Yonah did not attend the event, because he was abroad.
Labor MK Ghaleb Majadle, who heads the party’s Arab sector, boycotted the event to protest Labor and Hatnua calling their joint list Hamahane Hatzioni, which means “the Zionist Camp.”
“I don’t intend to become a Zionist,” Majadle said. “If they don’t change the name, we won’t take part in the party’s activities.”
Majadle, who lost a slot on the Labor list to broadcaster Zoheir Bahloul, said he was not seeking to be put on the list. But he warned that Labor could lose the support of 17,642 Arabs who voted for the party in the last election, a number that includes exclusively Arab municipalities but not mixed cities.
Herzog decided not to include a security figure on the Labor list other than MK Omer Bar-Lev, a reserve colonel who won the sixth slot in the party primary.
But he gave the 11th slot, which had been reserved for a security figure, to economist Manuel Trajtenberg.
Trajtenberg was greeted by booing at the event. Labor activists protested him being handed the slot without running.

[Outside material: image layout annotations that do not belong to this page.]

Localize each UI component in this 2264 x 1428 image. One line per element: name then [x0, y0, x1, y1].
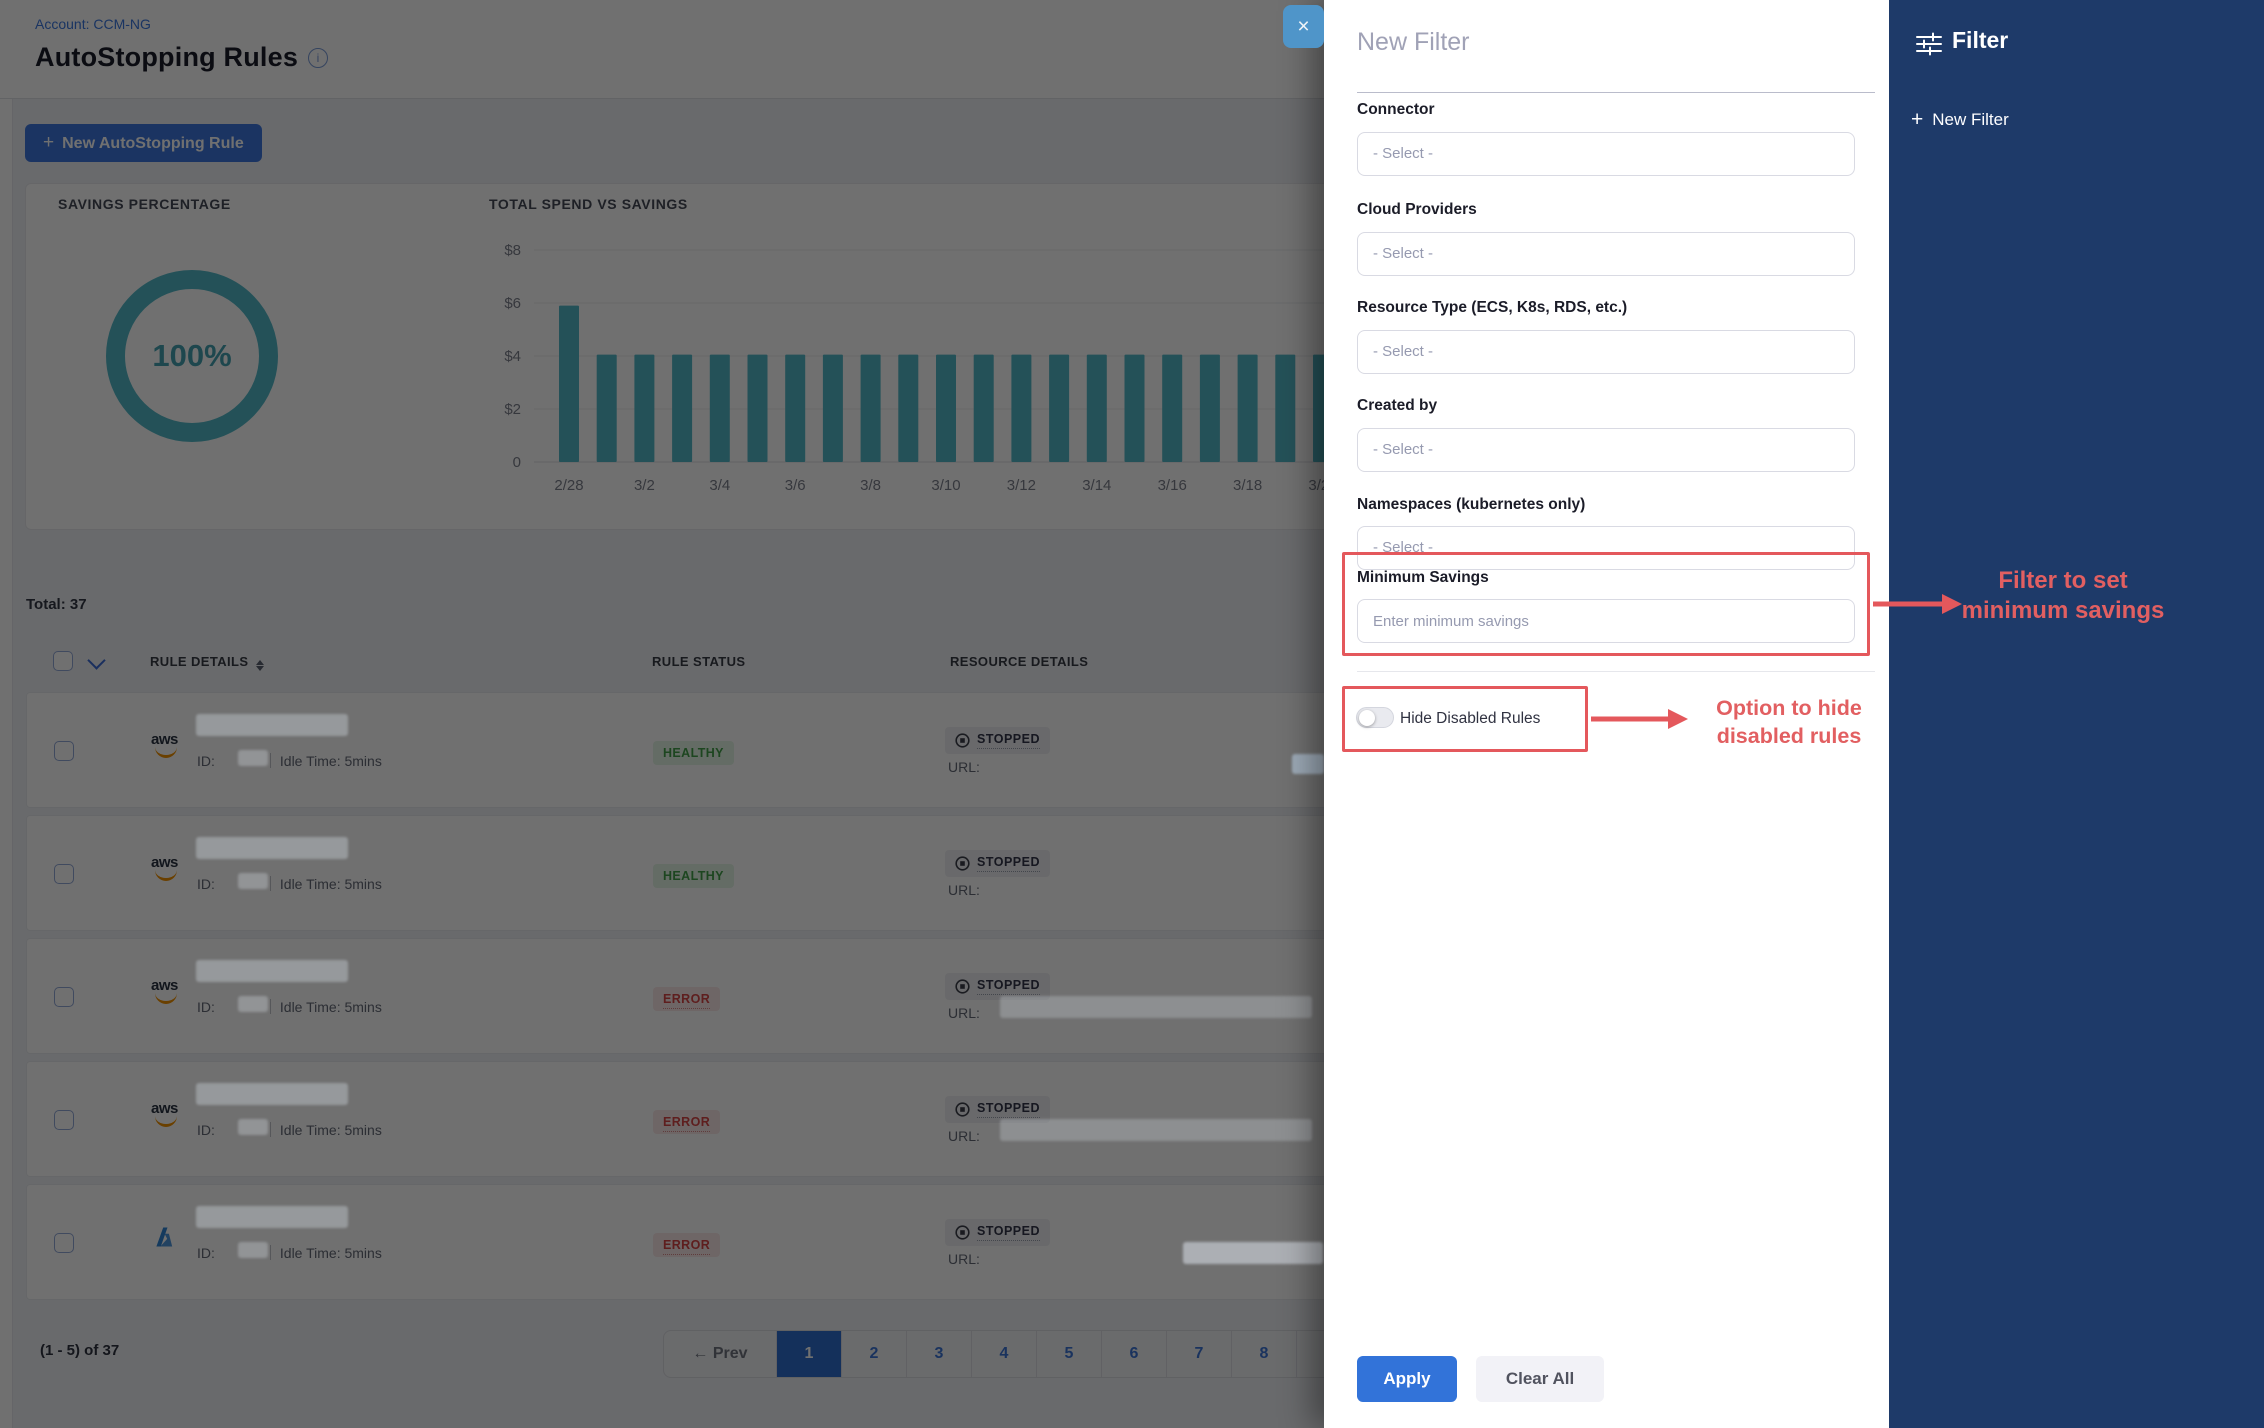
cloud-providers-label: Cloud Providers: [1357, 201, 1477, 219]
redacted-text: [238, 1119, 268, 1135]
resource-type-select[interactable]: - Select -: [1357, 330, 1855, 374]
redacted-text: [196, 1206, 348, 1228]
connector-select[interactable]: - Select -: [1357, 132, 1855, 176]
toggle-knob: [1359, 710, 1375, 726]
minimum-savings-input[interactable]: [1357, 599, 1855, 643]
redacted-text: [196, 1083, 348, 1105]
filter-name-underline: [1357, 92, 1875, 93]
apply-button[interactable]: Apply: [1357, 1356, 1457, 1402]
new-filter-button[interactable]: +New Filter: [1911, 108, 2009, 132]
namespaces-label: Namespaces (kubernetes only): [1357, 496, 1585, 514]
redacted-text: [196, 960, 348, 982]
filter-panel-title: Filter: [1952, 27, 2008, 54]
filter-side-panel: Filter +New Filter: [1889, 0, 2264, 1428]
redacted-text: [1000, 996, 1312, 1018]
namespaces-select[interactable]: - Select -: [1357, 526, 1855, 570]
redacted-text: [1183, 1242, 1323, 1264]
connector-label: Connector: [1357, 101, 1435, 119]
resource-type-label: Resource Type (ECS, K8s, RDS, etc.): [1357, 299, 1627, 317]
cloud-providers-select[interactable]: - Select -: [1357, 232, 1855, 276]
redacted-text: [196, 714, 348, 736]
hide-disabled-rules-label: Hide Disabled Rules: [1400, 710, 1540, 728]
close-icon[interactable]: ×: [1283, 5, 1324, 48]
hide-disabled-rules-toggle[interactable]: [1356, 707, 1394, 728]
redacted-text: [1292, 754, 1324, 774]
plus-icon: +: [1911, 108, 1923, 131]
redacted-text: [238, 873, 268, 889]
clear-all-button[interactable]: Clear All: [1476, 1356, 1604, 1402]
filter-sliders-icon: [1916, 32, 1942, 56]
redacted-text: [238, 750, 268, 766]
created-by-select[interactable]: - Select -: [1357, 428, 1855, 472]
redacted-text: [1000, 1119, 1312, 1141]
minimum-savings-label: Minimum Savings: [1357, 569, 1489, 587]
autostopping-rules-page: Account: CCM-NG AutoStopping Rulesi +New…: [0, 0, 2264, 1428]
created-by-label: Created by: [1357, 397, 1437, 415]
filter-name-input[interactable]: New Filter: [1357, 28, 1470, 57]
redacted-text: [238, 1242, 268, 1258]
redacted-text: [238, 996, 268, 1012]
drawer-divider: [1357, 671, 1875, 672]
redacted-text: [196, 837, 348, 859]
new-filter-drawer: × New Filter Connector - Select - Cloud …: [1324, 0, 1889, 1428]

“It’s not democratic,” said Gal Abitbul, the head of Labor’s Young Guard in Holon, who was one of the booers. “All the other candidates should have been moved up on the list.”
Had other candidates been moved up on the list, MK Nachman Shai would have advanced from the 20th slot to the 13th, ahead of candidates who won slots reserved for sectors. But Shai said he would not protest the decision, which he called “spilled milk.”
Trajtenberg told The Jerusalem Post he wasn’t bothered by the booing.
“This is a real party with real democracy,” he said. “I’m happy to be here.”
Livni denied charges that she prevented her former Kadima rival Shaul Mofaz from receiving the security slot. But in an interview with Army Radio she said Labor “did not miss anything” by not having Mofaz on the list.
She unveiled Hatnua’s candidates on the joint list at the event: MK Amir Peretz, former MK Yoel Hasson, journalist Ksenia Svetlova and Green Movement head Yael Cohen Paran.
Hatnua still has one more slot to give out. A source close to Livni said she was considering former Kadima MK Shlomo Molla as well as two other candidates for what will be the 25th slot on the joint list.